Hiroşima, Nagazaki ve New York
Milli Gazete-Köşe Yazıları
- 26 Şubat 2019
Cuma
YIL 1941. Japon deniz ve hava kuvvetleri, Amerikan deniz kuvvetlerinin karargâhı olan Pearl Harbour’a ani bir baskın yapıyor ve oradaki donanmanın büyük kısmını imha ediyor. Bu, iki devlet arasında cereyan eden bir çatışmadır, sivillere yönelik değildir. Amerika Pearl Harbour’da 2500 can kaybına uğruyor.
Yıl 1945. Amerika Japonya’nın Hiroşima ve Nagazaki şehirlerine birer atom bombası atıyor. 250 bin sivil Japon bir anda ölüyor, iki şehir harabe haline geliyor. Kadın, çocuk, ihtiyar, hasta, yaralı herkes öldürülüyor. Hiroşima ve Nagazaki’de, iki güne, tarihin en büyük katliâmı (soykırımı) sığdırılıyor.
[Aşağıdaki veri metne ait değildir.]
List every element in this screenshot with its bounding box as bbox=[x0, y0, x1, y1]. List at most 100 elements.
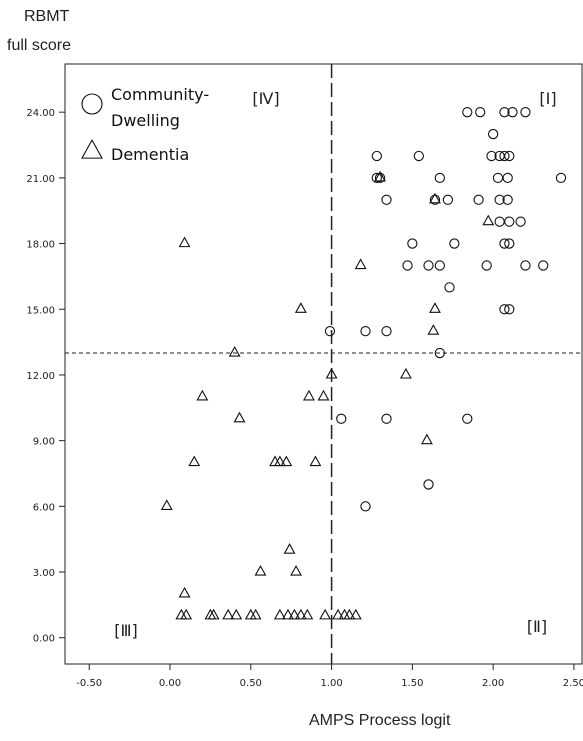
data-point-dementia bbox=[309, 455, 322, 467]
data-point-dementia bbox=[273, 608, 286, 620]
data-point-dementia bbox=[254, 564, 267, 576]
data-point-community-dwelling bbox=[481, 260, 492, 271]
data-point-community-dwelling bbox=[407, 238, 418, 249]
data-point-community-dwelling bbox=[487, 128, 499, 140]
data-point-community-dwelling bbox=[520, 260, 531, 271]
y-tick-label: 3.00 bbox=[33, 568, 55, 579]
quadrant-label-bottom-right: [Ⅱ] bbox=[527, 617, 547, 636]
quadrant-label-top-right: [Ⅰ] bbox=[539, 89, 556, 108]
data-point-community-dwelling bbox=[538, 260, 549, 271]
data-point-dementia bbox=[230, 608, 243, 620]
data-point-community-dwelling bbox=[504, 150, 515, 162]
legend-label-dementia: Dementia bbox=[111, 145, 189, 164]
data-point-community-dwelling bbox=[444, 282, 455, 293]
data-point-community-dwelling bbox=[504, 238, 515, 249]
data-point-dementia bbox=[294, 608, 307, 620]
data-point-dementia bbox=[160, 499, 173, 510]
data-point-community-dwelling bbox=[462, 413, 473, 424]
data-point-dementia bbox=[420, 433, 433, 445]
data-point-community-dwelling bbox=[499, 150, 510, 162]
y-tick-label: 6.00 bbox=[33, 502, 55, 513]
y-tick-label: 9.00 bbox=[33, 437, 55, 448]
x-tick-label: 0.00 bbox=[159, 678, 181, 689]
data-point-community-dwelling bbox=[442, 194, 454, 205]
x-tick-label: -0.50 bbox=[76, 678, 102, 689]
data-point-community-dwelling bbox=[555, 172, 567, 184]
data-point-community-dwelling bbox=[520, 107, 531, 118]
data-point-dementia bbox=[317, 389, 330, 401]
data-point-dementia bbox=[249, 608, 262, 620]
data-point-community-dwelling bbox=[507, 107, 518, 118]
data-point-dementia bbox=[290, 564, 302, 576]
data-point-community-dwelling bbox=[499, 107, 510, 118]
y-tick-label: 18.00 bbox=[26, 240, 55, 251]
data-point-community-dwelling bbox=[423, 479, 434, 490]
legend-label-community-line-2: Dwelling bbox=[111, 111, 180, 130]
data-point-dementia bbox=[427, 324, 440, 335]
data-point-dementia bbox=[180, 608, 193, 620]
data-point-dementia bbox=[294, 302, 307, 313]
data-point-community-dwelling bbox=[504, 216, 515, 227]
data-point-dementia bbox=[429, 192, 441, 204]
y-tick-label: 21.00 bbox=[26, 174, 55, 185]
data-point-community-dwelling bbox=[462, 107, 473, 118]
data-point-community-dwelling bbox=[502, 194, 513, 205]
data-point-dementia bbox=[233, 411, 246, 423]
data-point-community-dwelling bbox=[371, 172, 382, 184]
data-point-community-dwelling bbox=[324, 326, 336, 337]
x-tick-label: 1.00 bbox=[320, 678, 342, 689]
data-point-dementia bbox=[319, 608, 332, 620]
plot-frame bbox=[64, 63, 583, 665]
data-point-dementia bbox=[273, 455, 286, 467]
y-tick-label: 12.00 bbox=[26, 371, 55, 382]
data-point-community-dwelling bbox=[381, 194, 392, 205]
data-point-community-dwelling bbox=[515, 216, 526, 227]
data-point-community-dwelling bbox=[434, 347, 445, 359]
legend-circle-marker bbox=[81, 93, 103, 115]
data-point-dementia bbox=[222, 608, 235, 620]
data-point-community-dwelling bbox=[360, 501, 371, 512]
data-point-dementia bbox=[399, 367, 412, 379]
data-point-dementia bbox=[178, 586, 191, 598]
y-tick-label: 24.00 bbox=[26, 108, 55, 119]
data-point-dementia bbox=[207, 608, 220, 620]
quadrant-label-top-left: [Ⅳ] bbox=[252, 89, 279, 108]
y-axis-title-line-2: full score bbox=[7, 37, 72, 54]
data-point-dementia bbox=[349, 608, 362, 620]
data-point-dementia bbox=[178, 236, 191, 248]
data-point-community-dwelling bbox=[504, 304, 515, 315]
data-point-community-dwelling bbox=[371, 150, 382, 162]
data-point-community-dwelling bbox=[475, 107, 486, 118]
data-point-dementia bbox=[301, 608, 314, 620]
data-point-dementia bbox=[482, 214, 495, 226]
data-point-dementia bbox=[283, 543, 296, 554]
data-point-community-dwelling bbox=[449, 238, 460, 249]
legend-label-community-line-1: Community- bbox=[111, 85, 209, 104]
data-point-community-dwelling bbox=[434, 172, 445, 184]
data-point-dementia bbox=[332, 608, 344, 620]
data-point-dementia bbox=[325, 367, 338, 379]
x-tick-label: 2.50 bbox=[563, 678, 583, 689]
data-point-dementia bbox=[288, 608, 301, 620]
data-point-community-dwelling bbox=[374, 172, 386, 184]
data-point-community-dwelling bbox=[499, 238, 510, 249]
y-axis-title-line-1: RBMT bbox=[24, 8, 70, 25]
data-point-dementia bbox=[282, 608, 294, 620]
data-point-community-dwelling bbox=[423, 260, 434, 271]
data-point-community-dwelling bbox=[499, 304, 510, 315]
x-tick-label: 2.00 bbox=[482, 678, 504, 689]
data-point-dementia bbox=[196, 389, 209, 401]
x-tick-label: 1.50 bbox=[401, 678, 423, 689]
data-point-community-dwelling bbox=[429, 194, 441, 205]
data-point-dementia bbox=[429, 302, 441, 313]
data-point-community-dwelling bbox=[434, 260, 445, 271]
data-point-community-dwelling bbox=[336, 413, 347, 424]
data-point-dementia bbox=[280, 455, 293, 467]
data-point-dementia bbox=[188, 455, 201, 467]
data-point-dementia bbox=[354, 258, 367, 270]
x-tick-label: 0.50 bbox=[240, 678, 262, 689]
data-point-dementia bbox=[374, 170, 386, 182]
data-point-community-dwelling bbox=[402, 260, 413, 271]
Yıl 1948. İsrail devleti resmen kuruluyor ve Filistinliler, bin yıldan beri yaşamakta oldukları vatanlarından kütlevî bir şekilde sürülüyor. Bir kavme vatan sağlamak için başka bir kavim vatanından atılıyor.
Yıl 2001 . Sovyetler Birliği yıkıldıktan sonra dünyanın tek süpergücü olan ABD, kalbinden vuruluyor; New York’taki Dünya Ticaret Merkezi’nin iki kulesi yerle bir ediliyor, Savunma Bakanlığı (Pentagon) binasının bir kısmı yakılıyor, yıkılıyor. Ölü sayısının elli bini bulacağından korkuluyor.
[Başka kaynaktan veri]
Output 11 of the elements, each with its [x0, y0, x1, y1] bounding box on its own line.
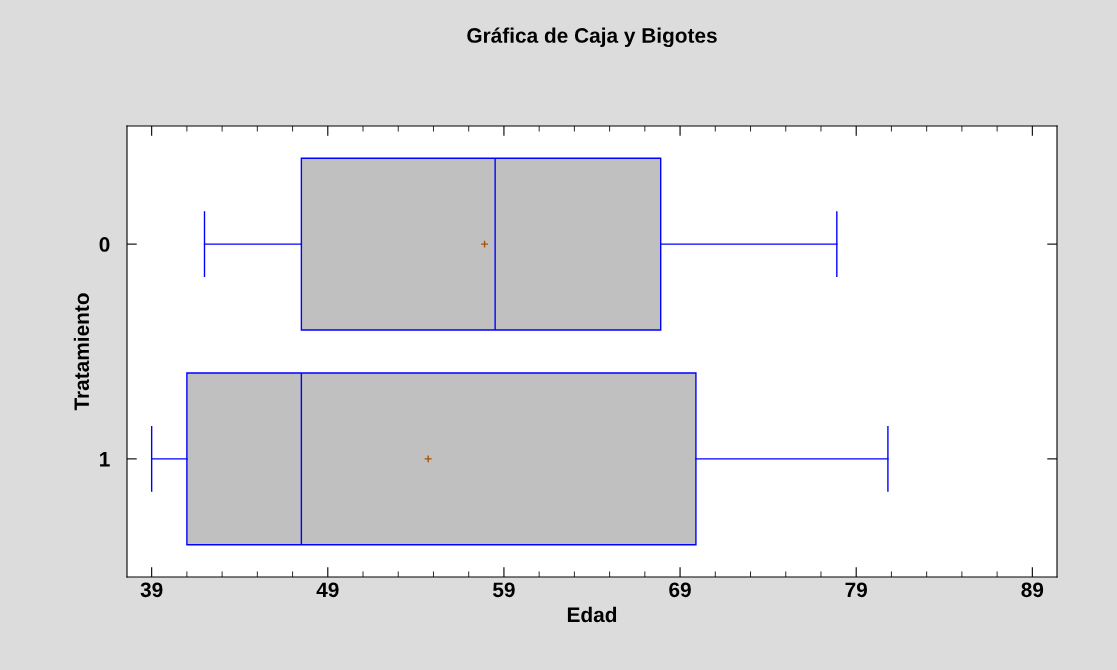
- chart-title: Gráfica de Caja y Bigotes: [467, 27, 717, 48]
- x-tick-label: 89: [1021, 582, 1044, 598]
- y-axis-title: Tratamiento: [73, 293, 90, 411]
- x-tick-label: 39: [140, 582, 163, 598]
- x-tick-label: 59: [492, 582, 515, 598]
- y-tick-label: 1: [100, 452, 110, 467]
- x-tick-label: 79: [845, 582, 868, 598]
- x-axis-title: Edad: [567, 606, 617, 623]
- x-tick-label: 49: [316, 582, 339, 598]
- y-tick-label: 0: [99, 237, 110, 252]
- x-tick-label: 69: [669, 582, 691, 598]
New York’a yapılan son saldırı Amerika’yı ve dünyayı dehşet içinde bırakıyor.
Amerika bu kadar çürük müydü? Her yıl milyarlarca dolar yutan Amerikan istihbarat servisleri nasıl olmuş da bu korkunç saldırıları keşf edememişti? Hani Amerikalılar gökteki uyduları vasıtasıyla dünyanın her yerinde olup bitenleri anında öğrenebiliyorlardı.
Pozitivist zihniyetli düşünürler, yazarlar, medyacılar son dehşetli vak’ayı anlayamazlar, izah edemezler. Çünkü işin metafizik boyutları da vardır. Bundan 56 sene önce Nagazaki’ye, Hiroşima’ya atılan atom bombaları hadisesi ile bugünkü terör arasında pozitif değil ama metafizik bağlar vardır.
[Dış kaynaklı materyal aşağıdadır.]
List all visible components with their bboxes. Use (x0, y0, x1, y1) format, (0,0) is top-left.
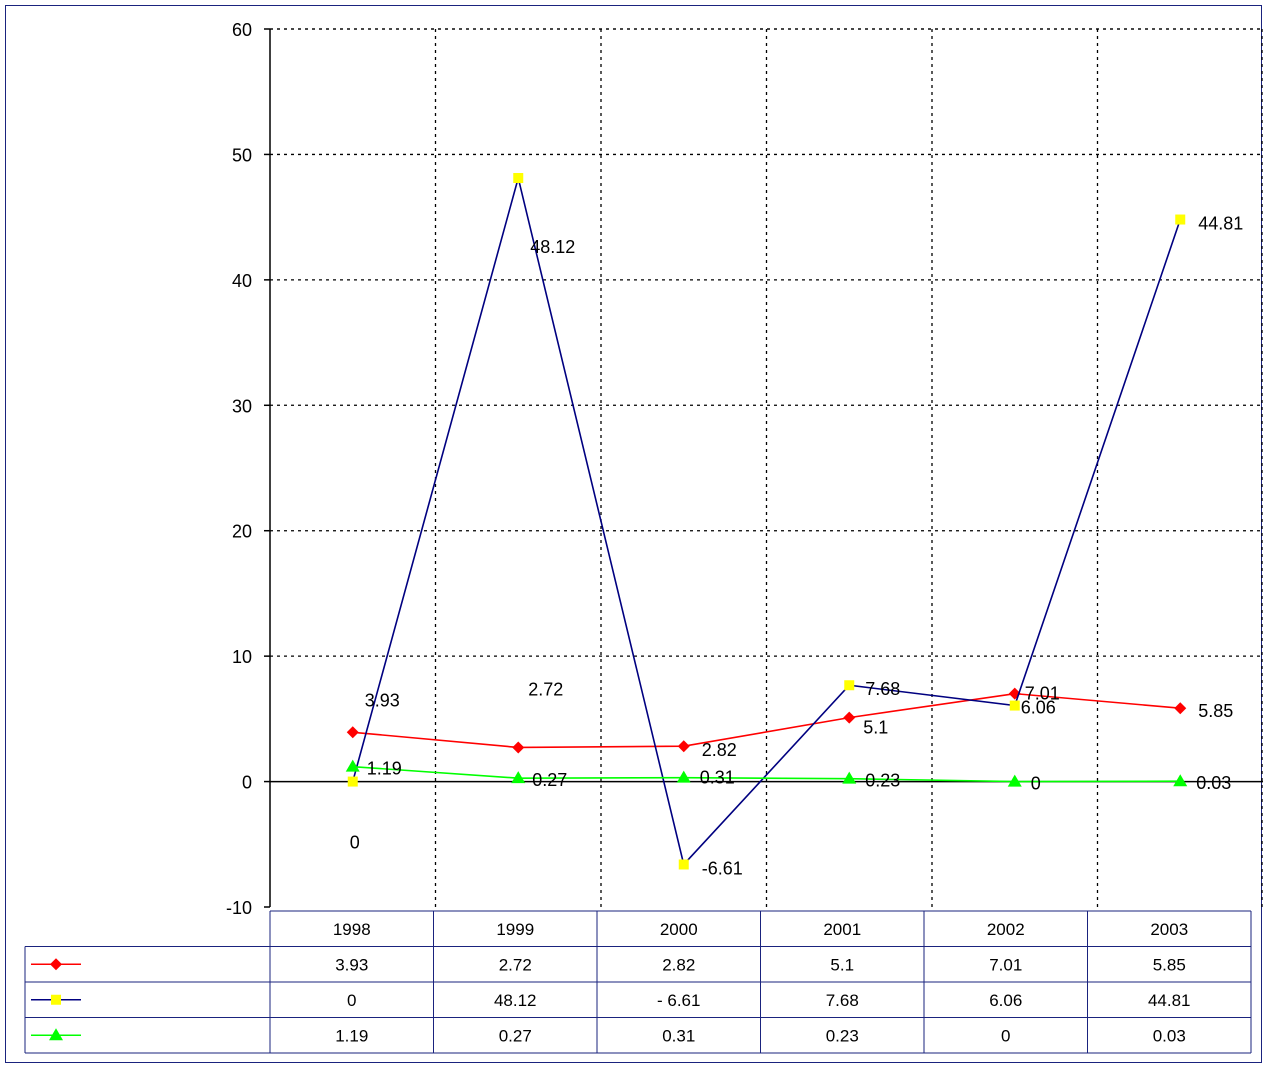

Ben bir insan olarak, bir Müslüman olarak elbette ki, binlerce sivilin, gayr-i muharip insanın öldürülmesine karşı çıkarım. Bir insanın, bir Müslümanın böyle bir katliâmı doğru bulması mümkün değildir.
Ancak, işin içinde, insanların beşerî ve cüz’î iradelerini aşan hususlar olduğunu sezmek zor değildir.
1945’te Japonya’nın iki büyük şehrine atom bombası atılması ahlâka ve hukuka uygun muydu? Bu soruya uygundu cevabını verenler, New York’ta yapılanları da uygun görmüş olurlar.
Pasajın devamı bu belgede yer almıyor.